Em 2021, quando a equipa competia nos Jogos Olímpicos de Verão em Tóquio, um pregador proeminente criticou duramente a equipa por não aderir à sua concepção de como uma mulher muçulmana deveria comportar-se.
“Garota do Islã! Você não é o sultão dos tribunais; você é o sultão da fé, da virtude, da castidade e da decência”, escreveu o pregador, Ihsan Senocak, no X, a plataforma de mídia social anteriormente conhecida como Twitter.
Um porta-voz da federação turca de voleibol acabou por responder ao rebuliço, elogiando a Sra. Karakurt por ter “o espírito de uma lutadora para representar o seu país”.
“A vida privada de todos diz respeito apenas a eles”, disse o porta-voz. “Todo o resto é bobagem.”
Karakurt recentemente revidou seus críticos à sua maneira.
Na semana passada, um usuário X chamado Abdulhamid respondeu a uma de suas postagens, dizendo: “Como nação muçulmana turca, continuamos a aturar você”.
Após a vitória de sexta-feira, a Sra. Karakurt postou uma fotografia dela mesma segurando uma placa que dizia: “Pare com essa bobagem, Abdulhamid”.
Os sucessos da equipa repercutem porque a Turquia há muito vê o desporto como uma forma de se afirmar a nível global.
“Sempre foi o motivo dos esportes turcos terem sucesso em encontros internacionais para provar que somos legítimos – tão poderosos, tão bem sucedidos, iguais aos nossos pares ocidentais”, disse Muito Iraque, professor sênior de comunicação de mídia na Universidade de Huddersfield, na Grã-Bretanha. “É uma parte muito importante da psique da nossa sociedade em termos de esportes.”
Erdogan e seu governo podem não apreciar tudo sobre o perfil público da equipe, disse Irak, mas o presidente provavelmente aprecia seu valor inspirador.
“Obviamente, Erdogan está mais interessado no orgulho nacional que esta equipa gera do que nas questões de estilo de vida”, disse Irak.
Erdogan, um ávido jogador de futebol em sua juventude, não compareceu a nenhum jogo do time. Mas ele fez ligue para Eda Erdemcapitão do time, após seu primeiro jogo nas Olimpíadas de Tóquio, para dizer que estava assistindo.
“Vocês nos deixaram sentimentais, nos deixaram chorosos”, disse Erdogan, cumprimentando “todas as meninas”.

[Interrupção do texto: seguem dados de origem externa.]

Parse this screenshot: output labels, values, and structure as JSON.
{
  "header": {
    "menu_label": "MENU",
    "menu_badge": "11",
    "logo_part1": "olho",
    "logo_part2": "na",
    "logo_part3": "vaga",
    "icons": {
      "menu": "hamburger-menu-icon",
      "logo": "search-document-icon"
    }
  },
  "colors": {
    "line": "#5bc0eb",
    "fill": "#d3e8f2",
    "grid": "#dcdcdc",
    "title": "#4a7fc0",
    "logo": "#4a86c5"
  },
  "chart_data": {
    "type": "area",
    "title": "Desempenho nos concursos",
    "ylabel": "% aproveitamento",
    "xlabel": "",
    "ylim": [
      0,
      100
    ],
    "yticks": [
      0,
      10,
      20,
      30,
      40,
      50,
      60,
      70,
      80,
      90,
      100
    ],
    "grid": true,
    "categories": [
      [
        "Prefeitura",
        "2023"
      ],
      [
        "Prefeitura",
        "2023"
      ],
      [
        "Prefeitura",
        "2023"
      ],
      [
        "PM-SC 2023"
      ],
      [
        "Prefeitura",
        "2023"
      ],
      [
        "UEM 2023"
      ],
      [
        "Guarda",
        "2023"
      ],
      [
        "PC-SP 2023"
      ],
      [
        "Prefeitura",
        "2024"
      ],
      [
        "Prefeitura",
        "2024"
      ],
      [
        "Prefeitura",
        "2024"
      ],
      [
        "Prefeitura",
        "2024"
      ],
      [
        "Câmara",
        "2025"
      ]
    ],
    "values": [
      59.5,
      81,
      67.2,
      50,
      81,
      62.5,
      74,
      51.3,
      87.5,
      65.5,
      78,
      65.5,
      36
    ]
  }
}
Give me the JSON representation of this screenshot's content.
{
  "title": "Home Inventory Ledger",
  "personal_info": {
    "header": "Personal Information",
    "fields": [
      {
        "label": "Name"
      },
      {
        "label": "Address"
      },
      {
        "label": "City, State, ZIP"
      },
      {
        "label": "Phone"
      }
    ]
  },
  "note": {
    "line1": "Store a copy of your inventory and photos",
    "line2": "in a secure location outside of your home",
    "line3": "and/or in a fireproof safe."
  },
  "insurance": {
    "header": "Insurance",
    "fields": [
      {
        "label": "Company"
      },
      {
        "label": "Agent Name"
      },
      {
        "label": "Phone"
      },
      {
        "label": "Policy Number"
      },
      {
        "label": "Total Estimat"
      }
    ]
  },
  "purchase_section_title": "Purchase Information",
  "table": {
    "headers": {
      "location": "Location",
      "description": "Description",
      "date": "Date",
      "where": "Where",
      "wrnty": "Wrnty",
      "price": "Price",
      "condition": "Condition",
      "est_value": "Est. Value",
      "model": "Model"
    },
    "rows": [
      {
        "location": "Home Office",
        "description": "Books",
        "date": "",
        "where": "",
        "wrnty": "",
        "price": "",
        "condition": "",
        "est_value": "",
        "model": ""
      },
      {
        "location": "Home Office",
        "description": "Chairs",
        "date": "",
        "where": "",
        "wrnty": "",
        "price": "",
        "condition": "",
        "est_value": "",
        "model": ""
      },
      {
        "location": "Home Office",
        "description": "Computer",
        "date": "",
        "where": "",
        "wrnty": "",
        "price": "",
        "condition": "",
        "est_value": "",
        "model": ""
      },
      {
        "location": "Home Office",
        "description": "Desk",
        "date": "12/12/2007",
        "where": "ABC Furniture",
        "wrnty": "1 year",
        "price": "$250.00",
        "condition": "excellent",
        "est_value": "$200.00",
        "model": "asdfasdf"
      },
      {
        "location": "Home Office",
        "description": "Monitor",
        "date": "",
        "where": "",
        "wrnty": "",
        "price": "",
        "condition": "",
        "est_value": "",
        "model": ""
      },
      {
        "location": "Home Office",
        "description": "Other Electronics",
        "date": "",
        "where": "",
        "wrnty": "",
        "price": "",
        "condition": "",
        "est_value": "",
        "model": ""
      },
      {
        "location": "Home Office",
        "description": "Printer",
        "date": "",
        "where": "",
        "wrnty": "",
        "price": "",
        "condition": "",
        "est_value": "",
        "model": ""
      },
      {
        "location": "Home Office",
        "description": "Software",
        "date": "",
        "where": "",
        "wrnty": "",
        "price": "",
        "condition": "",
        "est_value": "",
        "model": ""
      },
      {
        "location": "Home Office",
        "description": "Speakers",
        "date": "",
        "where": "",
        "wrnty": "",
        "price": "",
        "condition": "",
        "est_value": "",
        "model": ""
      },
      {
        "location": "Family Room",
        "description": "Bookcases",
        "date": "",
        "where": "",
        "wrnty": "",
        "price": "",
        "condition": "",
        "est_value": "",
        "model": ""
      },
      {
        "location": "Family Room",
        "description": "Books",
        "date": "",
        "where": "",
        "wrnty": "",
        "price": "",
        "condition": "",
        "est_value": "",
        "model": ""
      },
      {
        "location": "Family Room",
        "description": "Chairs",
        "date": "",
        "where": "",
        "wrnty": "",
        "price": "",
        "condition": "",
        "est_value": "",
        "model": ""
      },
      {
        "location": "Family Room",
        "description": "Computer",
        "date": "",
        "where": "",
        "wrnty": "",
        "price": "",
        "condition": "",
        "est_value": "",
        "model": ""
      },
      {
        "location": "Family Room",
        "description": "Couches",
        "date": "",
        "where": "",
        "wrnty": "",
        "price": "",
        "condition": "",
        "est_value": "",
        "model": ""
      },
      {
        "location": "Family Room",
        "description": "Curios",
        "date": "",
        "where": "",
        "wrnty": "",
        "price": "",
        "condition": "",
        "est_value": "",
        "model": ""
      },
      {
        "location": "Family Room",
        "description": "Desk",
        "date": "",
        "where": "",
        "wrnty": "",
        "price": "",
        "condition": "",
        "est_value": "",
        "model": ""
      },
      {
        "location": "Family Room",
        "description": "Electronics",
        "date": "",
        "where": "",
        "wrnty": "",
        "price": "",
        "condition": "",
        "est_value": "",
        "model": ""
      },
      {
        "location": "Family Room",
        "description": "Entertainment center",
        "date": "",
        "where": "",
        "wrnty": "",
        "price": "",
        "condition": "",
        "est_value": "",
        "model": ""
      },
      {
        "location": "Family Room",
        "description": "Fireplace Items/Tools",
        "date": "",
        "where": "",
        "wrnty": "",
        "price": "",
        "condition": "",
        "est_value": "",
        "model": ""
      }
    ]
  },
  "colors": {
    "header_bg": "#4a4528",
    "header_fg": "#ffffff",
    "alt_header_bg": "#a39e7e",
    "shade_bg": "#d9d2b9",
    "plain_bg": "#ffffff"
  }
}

Depois que o time venceu um torneio neste verão, um legislador da oposição, Gulcan Kis, abriu um inquérito ao Parlamento perguntando por que o ministro dos Esportes de Erdogan não compareceu a nenhum jogo e sugeriu que isso era para evitar irritar os conservadores.
“O ataque à seleção nacional feminina de vôlei por parte de estudiosos religiosos é o motivo da sua ausência no jogo final?” Sra. Kis perguntou.
Mas as disputas não prejudicaram a popularidade do voleibol feminino, nem a vasta infra-estrutura que o apoia. A liga nacional feminina é extremamente competitiva e rica em patrocínios. E o Ministério da Educação dirige um “Sultões do Amanhã”Programa para apresentar o jogo às meninas nas cidades do interior.
O sucesso da seleção nacional atraiu uma nova geração de meninas para o esporte, disse Neslihan Demir, que se aposentou da seleção em 2017.
“Todas as meninas da Turquia querem jogar vôlei agora, pois veem suas irmãs mais velhas como modelos”, disse ela.
A ampla aceitação social dos jogadores incentivou os pais a deixarem as filhas jogar também, disse ela.
A Sra. Demir lembra-se de ter conhecido uma família que lhe perguntou se a sua filha de 9 anos poderia tornar-se Sultão da Internet.
“Comecem imediatamente”, ela disse a eles.